Three of the days bring unanimity and one brings division, namely Australia Day.
Why is it so when 80% of respondents agree with the date of January 26, 11% hate it and the balance are undecided?
And why do we get a public holiday on the Monday when Australia Day falls on the Sunday? That's another story.
Let's go back to 1788, the arrival of the First Fleet of British ships at Port Jackson NSW and Governor Arthur Phillip's raising of the flag of Great Britain.
The 11-strong fleet brought 1480 men, women and children for the establishment of a penal colony. Most were British convicts. African, American and French convicts also came for the ride. Not sure how Phillip got away with that.
In the preceding couple of hundred years the Dutch, Spanish, Portuguese and French flirted with the island and today evidence of their flirtations remain with place names including Tasmania, Groote Eyelandt, Cape Van Dieman and La Perouse, among many others.
At one stage it was considered most likely that the French would annex what is now Western Australia.
Most importantly, 10s of thousands of years before that, our first indigenous Australians made the tricky voyage from Asia to settle in Australia.
Since the end of World War II, some eight million people have settled here from almost every one of the 200 or so countries in the world.

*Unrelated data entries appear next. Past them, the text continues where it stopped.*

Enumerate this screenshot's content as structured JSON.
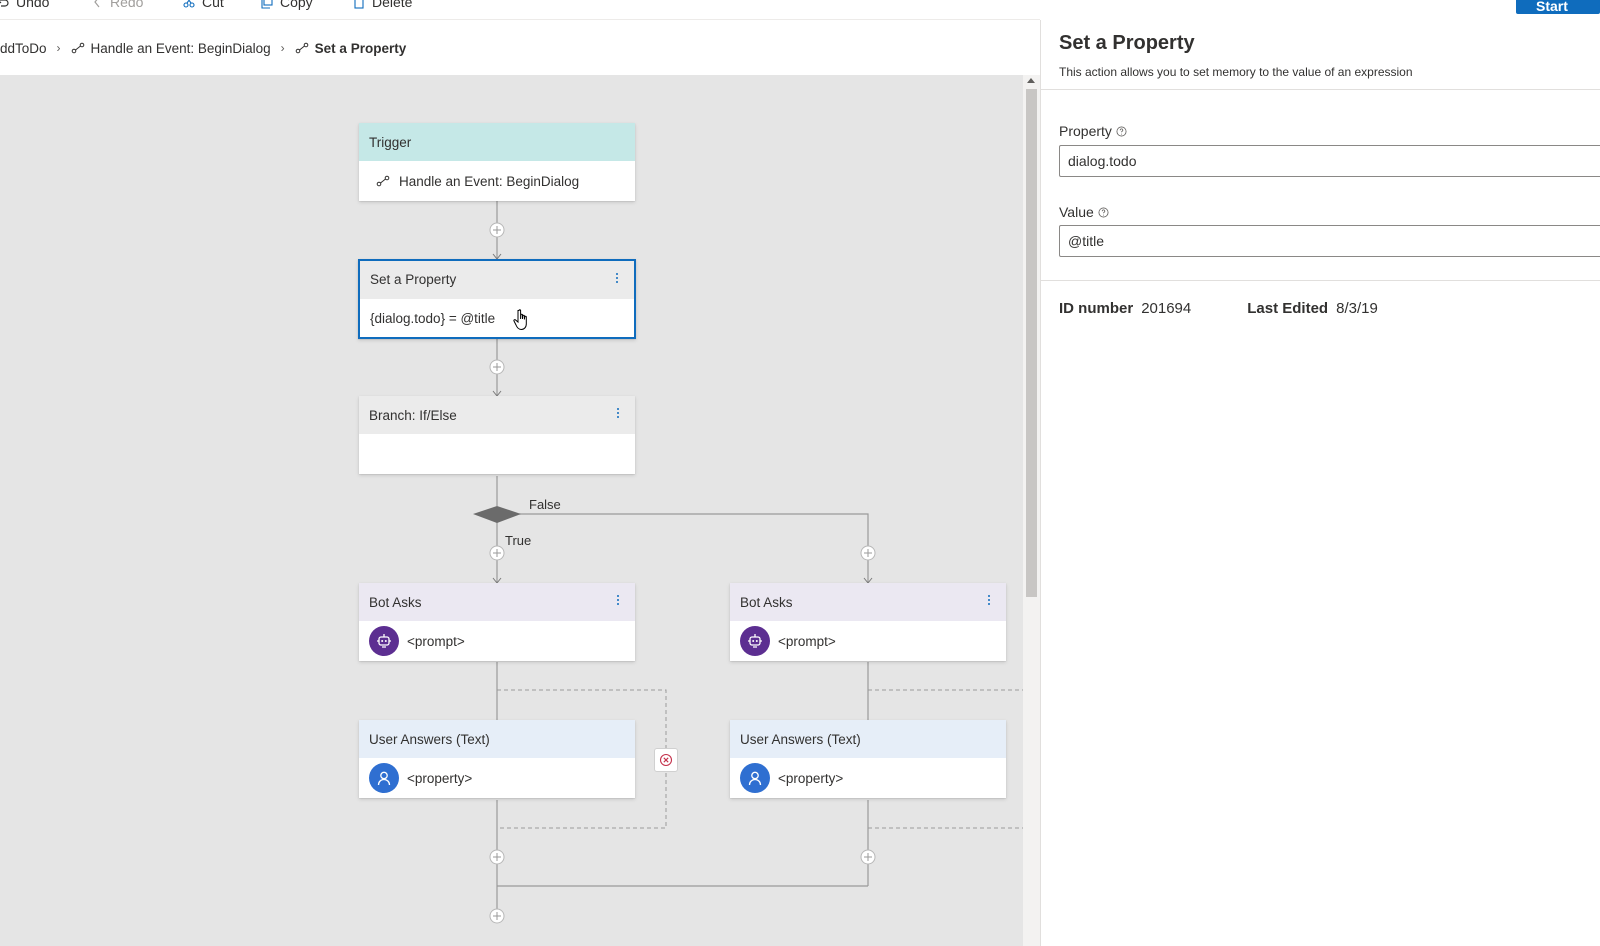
{
  "toolbar": {
    "undo": "Undo",
    "redo": "Redo",
    "cut": "Cut",
    "copy": "Copy",
    "delete": "Delete",
    "start": "Start"
  },
  "breadcrumb": [
    "ddToDo",
    "Handle an Event: BeginDialog",
    "Set a Property"
  ],
  "flow": {
    "trigger": {
      "title": "Trigger",
      "body": "Handle an Event: BeginDialog"
    },
    "set_property": {
      "title": "Set a Property",
      "body": "{dialog.todo} = @title"
    },
    "branch": {
      "title": "Branch: If/Else",
      "true_label": "True",
      "false_label": "False"
    },
    "left_bot": {
      "title": "Bot Asks",
      "body": "<prompt>"
    },
    "right_bot": {
      "title": "Bot Asks",
      "body": "<prompt>"
    },
    "left_user": {
      "title": "User Answers (Text)",
      "body": "<property>"
    },
    "right_user": {
      "title": "User Answers (Text)",
      "body": "<property>"
    }
  },
  "panel": {
    "title": "Set a Property",
    "description": "This action allows you to set memory to the value of an expression",
    "property_label": "Property",
    "property_value": "dialog.todo",
    "value_label": "Value",
    "value_value": "@title",
    "id_label": "ID number",
    "id_value": "201694",
    "edited_label": "Last Edited",
    "edited_value": "8/3/19"
  },
  "colors": {
    "accent": "#0f6cbd",
    "trigger_header": "#c5e8e7",
    "bot_avatar": "#5c2e91",
    "user_avatar": "#2f6fd1",
    "canvas_bg": "#e5e5e5"
  }
}
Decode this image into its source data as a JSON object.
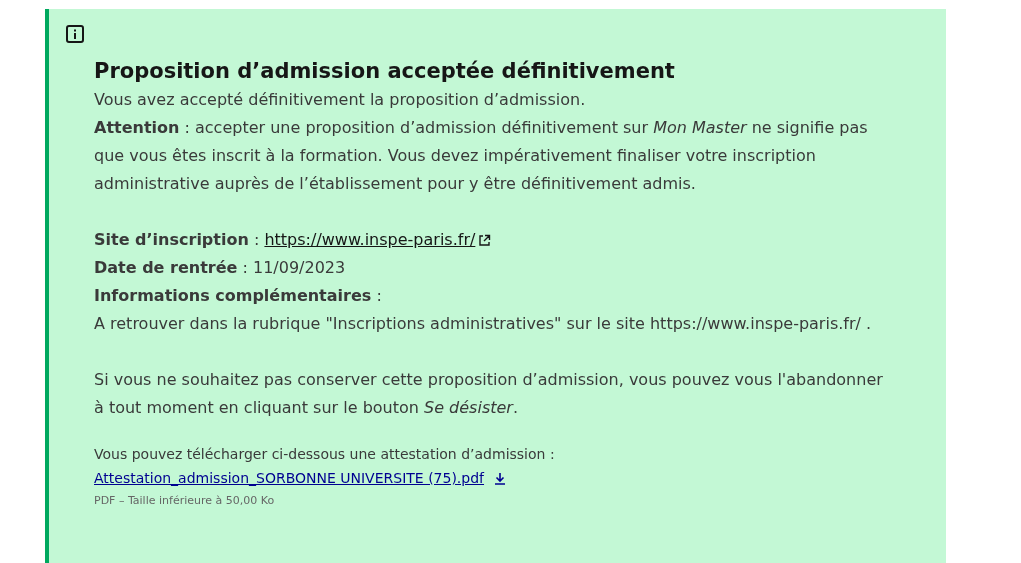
{
  "notice": {
    "title": "Proposition d’admission acceptée définitivement",
    "intro": [
      "Vous avez accepté définitivement la proposition d’admission.",
      "**Attention** : accepter une proposition d’admission définitivement sur *Mon Master* ne signifie pas que vous êtes inscrit à la formation. Vous devez impérativement finaliser votre inscription administrative auprès de l’établissement pour y être définitivement admis."
    ],
    "site": {
      "label": "**Site d’inscription** :",
      "link": "https://www.inspe-paris.fr/"
    },
    "date": "**Date de rentrée** : 11/09/2023",
    "info_label": "**Informations complémentaires** :",
    "info_text": "A retrouver dans la rubrique \"Inscriptions administratives\" sur le site https://www.inspe-paris.fr/ .",
    "withdraw": "Si vous ne souhaitez pas conserver cette proposition d’admission, vous pouvez vous l'abandonner à tout moment en cliquant sur le bouton *Se désister*.",
    "download": {
      "intro": "Vous pouvez télécharger ci-dessous une attestation d’admission :",
      "link": "Attestation_admission_SORBONNE UNIVERSITE (75).pdf",
      "meta": "PDF – Taille inférieure à 50,00 Ko"
    }
  }
}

The surname "Nguyen" is now more common than "Smith."
Australia Day, or Anniversary Day, was declared in 1838, 50 years after the arrival of the First Fleet, and it's been celebrated ever since.
Barbecues, family and friends get-togethers, games of cricket and touch, horse racing and toasting to this great country are the order of the day.
Hoons and non-hoons alike decorate their vehicles with both green and gold and red, white and blue flags, streamers and, God-forbid, Chinese Kangaroos.
And rousing renditions of Advance Australia Fair are heard throughout the nation. If you don't like "young and free" plonk in "old and fading" as that's what many of us are.
Australia is multicultural as is the world. So it should be. Improved transport and communications mean we can finally achieve, in the lyrics of a forgettable Blue Mink song, "a great big melting pot."
What we need is a great big melting pot
Big enough to take the world and all it's got
And keep it stirring for a hundred years or more
And turn out coffee coloured people by the score
Indeed I was disappointed that the Scottish-composed Advance Australia Fair prevailed in a vote over Banjo Paterson's iconic Waltzing Matilda to be our new national anthem after the termination of God Save the Queen. That too is another story.
There are many things that we can change, like closing the gap between the health of indigenous Australians and the rest of us.
Let's change the way we treat each other; let's change the incidence of depression among our brothers and sisters; let's change the spiralling crime rate and let's change the lack of employment opportunities so many more people can have a job and enjoy the independence and dignity that goes with having a job.
And for the Greens' Richard Di Natale and Adam Bandt, go celebrate whatever you celebrate on another day and leave the rest of us alone.
Let's not change the date.
Happy Australia Day everyone, will you be celebrating with me?